What’s better than a surprise four-day weekend? A potentially life-saving vaccine is what you could get?
The students in Chicago Public Schools will get both next week, when the district closes schools on Friday for what it’s calling Vaccination Awareness Day. Students already have the Veterans Day holiday off on Thursday, so it’s a long weekend.
Four high schools in the region will be hosting regional vaccination clinics, instead of classes. Anyone eligible for the vaccine ― that now includes children 5 years of age and older ― is encouraged to stop by, or to get the shot elsewhere.
Chicago employees will also receiveTwo hours paid vacation Friday for parents who want to bring their children to be vaccinated.
There are 636 schools and more than 340,000 pupils. Chicago Public SchoolsAfter Los Angeles and New York, it is America’s third largest school district. Because of this reach, leaders in school districts hope that by investing in day-to-day planning now they can avoid future closures due to pandemic-related events.

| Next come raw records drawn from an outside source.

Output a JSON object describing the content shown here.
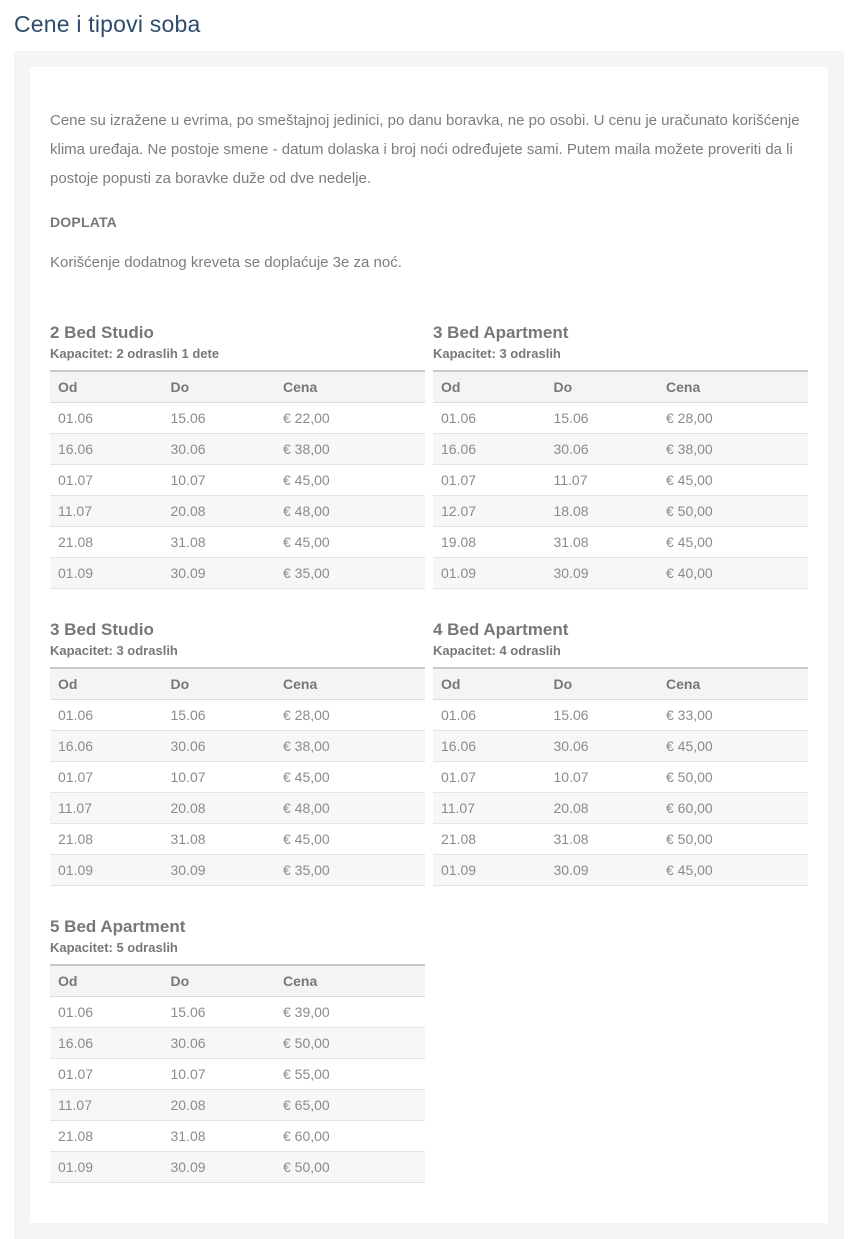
{
  "page": {
    "title": "Cene i tipovi soba"
  },
  "intro": {
    "paragraph": "Cene su izražene u evrima, po smeštajnoj jedinici, po danu boravka, ne po osobi. U cenu je uračunato korišćenje klima uređaja. Ne postoje smene - datum dolaska i broj noći određujete sami. Putem maila možete proveriti da li postoje popusti za boravke duže od dve nedelje.",
    "doplata_heading": "DOPLATA",
    "doplata_note": "Korišćenje dodatnog kreveta se doplaćuje 3e za noć."
  },
  "columns": {
    "od": "Od",
    "do": "Do",
    "cena": "Cena"
  },
  "rooms": [
    {
      "name": "2 Bed Studio",
      "capacity": "Kapacitet: 2 odraslih 1 dete",
      "rows": [
        {
          "od": "01.06",
          "do": "15.06",
          "cena": "€ 22,00"
        },
        {
          "od": "16.06",
          "do": "30.06",
          "cena": "€ 38,00"
        },
        {
          "od": "01.07",
          "do": "10.07",
          "cena": "€ 45,00"
        },
        {
          "od": "11.07",
          "do": "20.08",
          "cena": "€ 48,00"
        },
        {
          "od": "21.08",
          "do": "31.08",
          "cena": "€ 45,00"
        },
        {
          "od": "01.09",
          "do": "30.09",
          "cena": "€ 35,00"
        }
      ]
    },
    {
      "name": "3 Bed Apartment",
      "capacity": "Kapacitet: 3 odraslih",
      "rows": [
        {
          "od": "01.06",
          "do": "15.06",
          "cena": "€ 28,00"
        },
        {
          "od": "16.06",
          "do": "30.06",
          "cena": "€ 38,00"
        },
        {
          "od": "01.07",
          "do": "11.07",
          "cena": "€ 45,00"
        },
        {
          "od": "12.07",
          "do": "18.08",
          "cena": "€ 50,00"
        },
        {
          "od": "19.08",
          "do": "31.08",
          "cena": "€ 45,00"
        },
        {
          "od": "01.09",
          "do": "30.09",
          "cena": "€ 40,00"
        }
      ]
    },
    {
      "name": "3 Bed Studio",
      "capacity": "Kapacitet: 3 odraslih",
      "rows": [
        {
          "od": "01.06",
          "do": "15.06",
          "cena": "€ 28,00"
        },
        {
          "od": "16.06",
          "do": "30.06",
          "cena": "€ 38,00"
        },
        {
          "od": "01.07",
          "do": "10.07",
          "cena": "€ 45,00"
        },
        {
          "od": "11.07",
          "do": "20.08",
          "cena": "€ 48,00"
        },
        {
          "od": "21.08",
          "do": "31.08",
          "cena": "€ 45,00"
        },
        {
          "od": "01.09",
          "do": "30.09",
          "cena": "€ 35,00"
        }
      ]
    },
    {
      "name": "4 Bed Apartment",
      "capacity": "Kapacitet: 4 odraslih",
      "rows": [
        {
          "od": "01.06",
          "do": "15.06",
          "cena": "€ 33,00"
        },
        {
          "od": "16.06",
          "do": "30.06",
          "cena": "€ 45,00"
        },
        {
          "od": "01.07",
          "do": "10.07",
          "cena": "€ 50,00"
        },
        {
          "od": "11.07",
          "do": "20.08",
          "cena": "€ 60,00"
        },
        {
          "od": "21.08",
          "do": "31.08",
          "cena": "€ 50,00"
        },
        {
          "od": "01.09",
          "do": "30.09",
          "cena": "€ 45,00"
        }
      ]
    },
    {
      "name": "5 Bed Apartment",
      "capacity": "Kapacitet: 5 odraslih",
      "rows": [
        {
          "od": "01.06",
          "do": "15.06",
          "cena": "€ 39,00"
        },
        {
          "od": "16.06",
          "do": "30.06",
          "cena": "€ 50,00"
        },
        {
          "od": "01.07",
          "do": "10.07",
          "cena": "€ 55,00"
        },
        {
          "od": "11.07",
          "do": "20.08",
          "cena": "€ 65,00"
        },
        {
          "od": "21.08",
          "do": "31.08",
          "cena": "€ 60,00"
        },
        {
          "od": "01.09",
          "do": "30.09",
          "cena": "€ 50,00"
        }
      ]
    }
  ],
  "colors": {
    "title_text": "#2e4c6d",
    "body_text": "#7d7d7d",
    "label_text": "#75787b",
    "panel_background": "#f5f5f5",
    "row_stripe": "#f7f7f7",
    "table_border": "#e5e5e5",
    "header_top_border": "#c9c9c9"
  }
}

“It is rare that we make a late change to the school calendar, but we see this as an important investment in the future of this school year and the health and wellbeing of our students, staff, and families,” schools CEO Pedro Martinez wrote in a letterFamilies announcing the holiday. “I hope you will strongly consider getting your children vaccinated on Vaccination Awareness Day.”
Many areas of the district have been woefully undervaccinated. Data obtainedThe Chicago Teachers Union revealed this week that only 47% of public school students eligible for vaccination are currently vaccinated. This compares to 58% in the citywide population.
This article is about analysis by WBEZ Chicago found racial disparities and economic divides are reflected in the city’s vaccination rates. For example, in Lincoln Park, where 89% of children who are eligible for vaccinations are covered, this is a relatively wealthy neighborhood. Englewood is in south Chicago, where the vaccination rate is only 16%.
“My mom and my stepdad, they’ve been working 24/7 and they each have two jobs and they’re basically busy all the time,” Yobany Trinidad, a high school sophomore, told the NPR station. Trinidad was turned away from a vaccine clinic because he wasn’t accompanied by a parent.
The teachers’ union welcomed the vaccine push in a statement Thursday and encouraged everyone eligible, including parents, educators and staff, to get the shot. Union also urged the district to “lessen the burden” on working families by opening more than just four vaccine sites.
“The district should set up a vaccination clinic at every school, organize after-school events and provide significant incentives for families,” union President Jesse Sharkey said in a statement. “Claiming that ‘everything is fine’ while short-changing the safety of other people’s children is no way to build trust.”